Анхелес Мастретта - Любовный недуг
Эти рассказы встревожили Даниэля. Любому хоть немного информированному человеку было ясно, что покинуть столицу ради провинции означало потерять власть, которую кто-нибудь более амбициозный и более склонный к произволу скорее раньше, чем позже, приберет к своим рукам.
Он пошел за бутылкой самогона. Когда он вернулся, Эмилия поцеловала его и ушла в больницу Но он, целиком поглощенный разговором, даже не заметил ее отсутствия. Единственное, что занимало его внимание, – это рассказ нового собеседника. Война продолжалась повсюду, люди в Мехико страдали от голода и террора, их жизни зависели от прихоти каждой из враждующих сторон, бравшей город, чтобы потом его оставить. Никто не знал, чем все это закончится, да и казалось, конца этому не видно.
Даниэль, проглатывая рюмку за рюмкой, то и дело твердил, что нужно создать такую власть, которая заботилась бы о самых слабых. Он проклинал тот час, когда страна проглотила приманку в виде благородной цели, поднялась на борьбу и постепенно отдала свою судьбу в руки ненасытных и кровавых людей.

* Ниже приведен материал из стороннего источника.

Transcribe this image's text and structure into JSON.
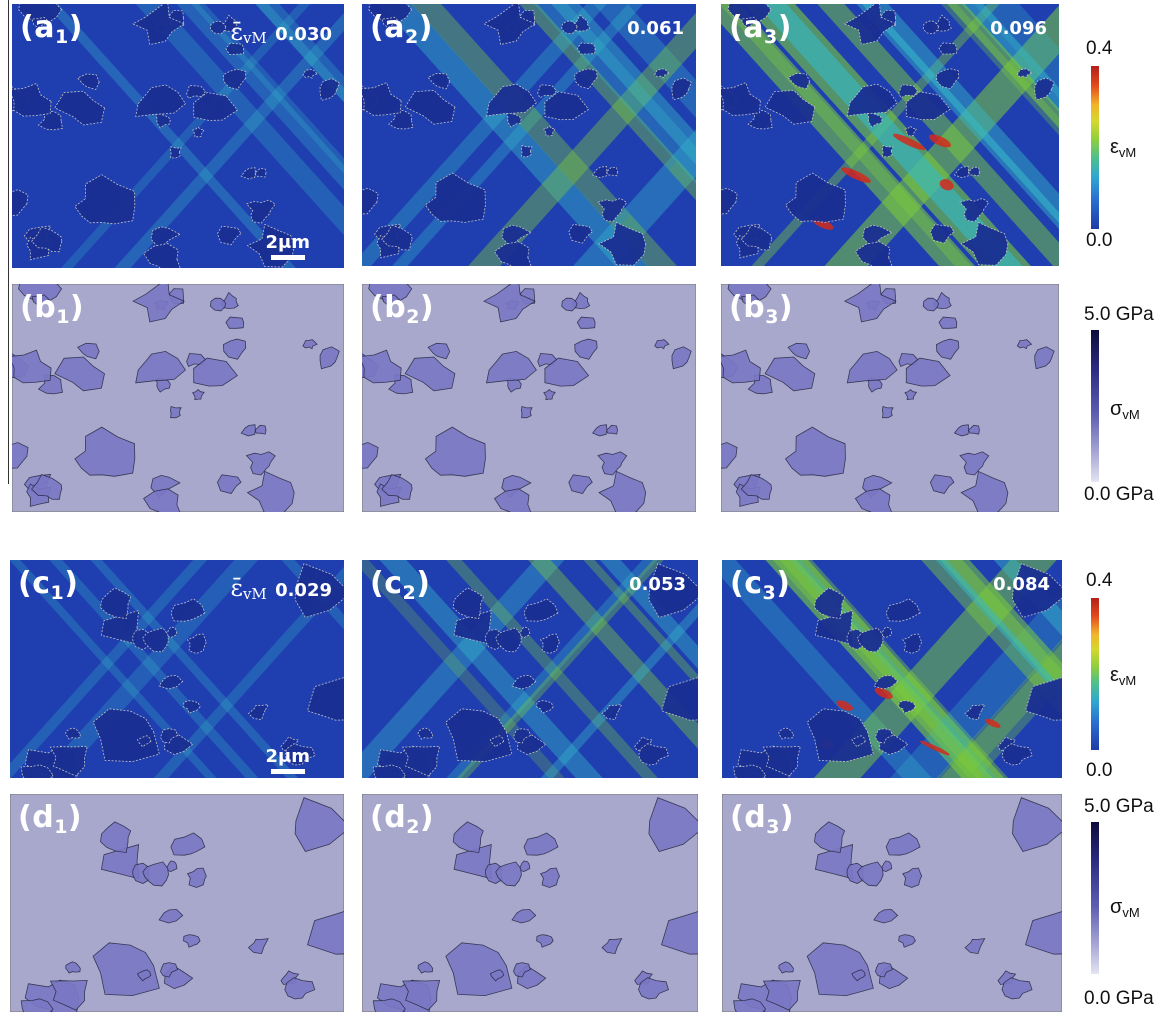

Вернувшись в гостиницу поздно ночью, Эмилия попыталась прекратить этот нескончаемый и опасный разговор, но Даниэль испытывал ненасытную потребность пить и говорить, чтобы она могла увести его спать. Эмилия ушла и оставила его там. Я устала, сказала она, чтобы не говорить: ты невыносим.
Уже на рассвете Даниэль пришел к ним в комнату, шатаясь от выпитого. Он нес всякий вздор о бессмысленности ужасов той или иной схватки, спрашивая, что стало с идеалами и по какому праву вожди выбросили на свалку высокую идею, за которую погибли лучшие люди. Злясь на себя, а заодно и на Эмилию, он разбудил ее, чтобы пожаловаться на случай, который не позволил ему быть в эпицентре событий. Потому что, пока там происходило столько серьезных вещей, они сидели тут, глядя друг на друга, играя в семью, свернувшись калачиком в мире и покое, от которых так далека была его страна.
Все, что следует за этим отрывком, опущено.